Wiki Does Technical Writing Too?
Many people turn to Wikipedia for answers to their pending and pressing questions. While this is not always a bad thing, this tool is reader compiled and thus possibly not the best resource for solid facts.
However, Wikis as a tool for technical writing do seem to have some promise. Whether one is looking to learn how to become a technical writer, or a human resources department is looking for ways to define those writers they hire, wikis can work well.
For example, the information on the Wikiversity page on technical writing, works to help those who want to find out more about:
- Technical writing skills
- How to get a technical writing job
- Using technical writing in business
There are two levels of instruction available on this Wiki site, allowing students to progress through the course at their own pace and on their own time line. At the end, students who follow the lessons will have a solid understanding in the basic systems development lifecycle – or will be inspired to find out even more.
The main concern with this site and coursework is that the page is completely editable, so anyone can change the content whenever they like. While this is helpful when the editors find mistakes, this may not be as helpful for assuring those who are using it of reliable information.

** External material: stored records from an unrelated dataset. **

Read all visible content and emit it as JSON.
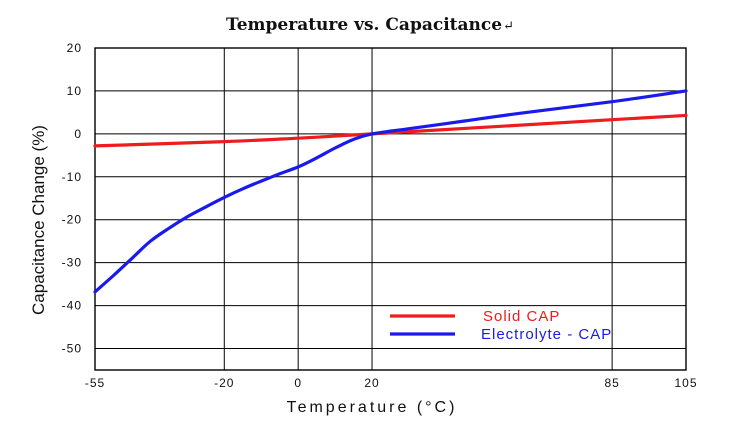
{
  "chart_data": {
    "type": "line",
    "title": "Temperature vs. Capacitance",
    "title_mark": "↵",
    "xlabel": "Temperature (°C)",
    "ylabel": "Capacitance Change (%)",
    "x_ticks": [
      -55,
      -20,
      0,
      20,
      85,
      105
    ],
    "x_tick_labels": [
      "-55",
      "-20",
      "0",
      "20",
      "85",
      "105"
    ],
    "y_ticks": [
      20,
      10,
      0,
      -10,
      -20,
      -30,
      -40,
      -50
    ],
    "y_tick_labels": [
      "20",
      "10",
      "0",
      "-10",
      "-20",
      "-30",
      "-40",
      "-50"
    ],
    "xlim": [
      -55,
      105
    ],
    "ylim": [
      -55,
      20
    ],
    "grid": true,
    "legend_position": "bottom-right",
    "series": [
      {
        "name": "Solid CAP",
        "color": "#ee1c1c",
        "x": [
          -55,
          -20,
          0,
          20,
          85,
          105
        ],
        "values": [
          -2.8,
          -1.8,
          -1.0,
          0.0,
          3.3,
          4.3
        ]
      },
      {
        "name": "Electrolyte - CAP",
        "color": "#1a1aee",
        "x": [
          -55,
          -50,
          -45,
          -40,
          -35,
          -30,
          -25,
          -20,
          -15,
          -10,
          -5,
          0,
          5,
          10,
          15,
          20,
          30,
          45,
          60,
          85,
          105
        ],
        "values": [
          -36.8,
          -33.0,
          -29.0,
          -25.0,
          -22.0,
          -19.3,
          -17.0,
          -14.8,
          -12.8,
          -11.0,
          -9.3,
          -7.7,
          -5.6,
          -3.3,
          -1.3,
          0.0,
          1.2,
          3.0,
          4.8,
          7.5,
          10.0
        ]
      }
    ]
  }
}
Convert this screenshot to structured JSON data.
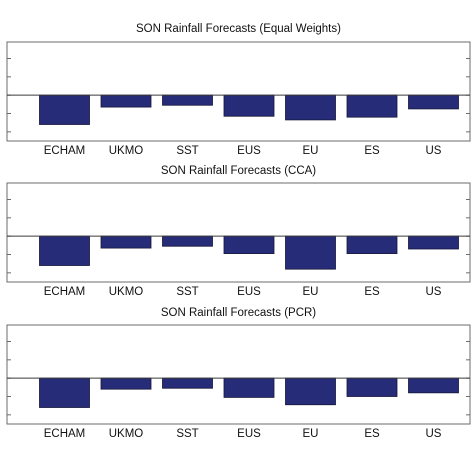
{
  "chart_data": [
    {
      "type": "bar",
      "title": "SON Rainfall Forecasts (Equal Weights)",
      "categories": [
        "ECHAM",
        "UKMO",
        "SST",
        "EUS",
        "EU",
        "ES",
        "US"
      ],
      "values": [
        -1.6,
        -0.65,
        -0.55,
        -1.15,
        -1.35,
        -1.2,
        -0.75
      ],
      "ylim": [
        -2.5,
        2.9
      ],
      "yticks": [
        -2,
        -1,
        0,
        1,
        2
      ],
      "bar_color": "#262c78",
      "grid": false,
      "legend": "none"
    },
    {
      "type": "bar",
      "title": "SON Rainfall Forecasts (CCA)",
      "categories": [
        "ECHAM",
        "UKMO",
        "SST",
        "EUS",
        "EU",
        "ES",
        "US"
      ],
      "values": [
        -1.6,
        -0.65,
        -0.55,
        -0.95,
        -1.8,
        -0.95,
        -0.7
      ],
      "ylim": [
        -2.5,
        2.9
      ],
      "yticks": [
        -2,
        -1,
        0,
        1,
        2
      ],
      "bar_color": "#262c78",
      "grid": false,
      "legend": "none"
    },
    {
      "type": "bar",
      "title": "SON Rainfall Forecasts (PCR)",
      "categories": [
        "ECHAM",
        "UKMO",
        "SST",
        "EUS",
        "EU",
        "ES",
        "US"
      ],
      "values": [
        -1.6,
        -0.6,
        -0.55,
        -1.05,
        -1.45,
        -1.0,
        -0.8
      ],
      "ylim": [
        -2.5,
        2.9
      ],
      "yticks": [
        -2,
        -1,
        0,
        1,
        2
      ],
      "bar_color": "#262c78",
      "grid": false,
      "legend": "none"
    }
  ]
}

The current instructor for the Technical Writing course is TWFred, whose qualifications include (according to his page at http://en.wikiversity.org/wiki/User:TWFred):
- IT Technical Writing start, 1997.
- IT Analyst start, 1999.
- Telco/IT in Stockholm, SE “projektsledere”, 2000-2002.
- Telco/IT in Laos, 2003.
- IT/Telco, music, acting in Prague, 2005 to 2007.
- Political campaigning in San Diego, all of 2008.
- IT/Telco work in Prague, 2009 to present.
A beginner to the world of technical writing will find that Wikiversity may not provide all of the answers, but it does provide plenty of links at the bottom of the main page to discover even more about this field.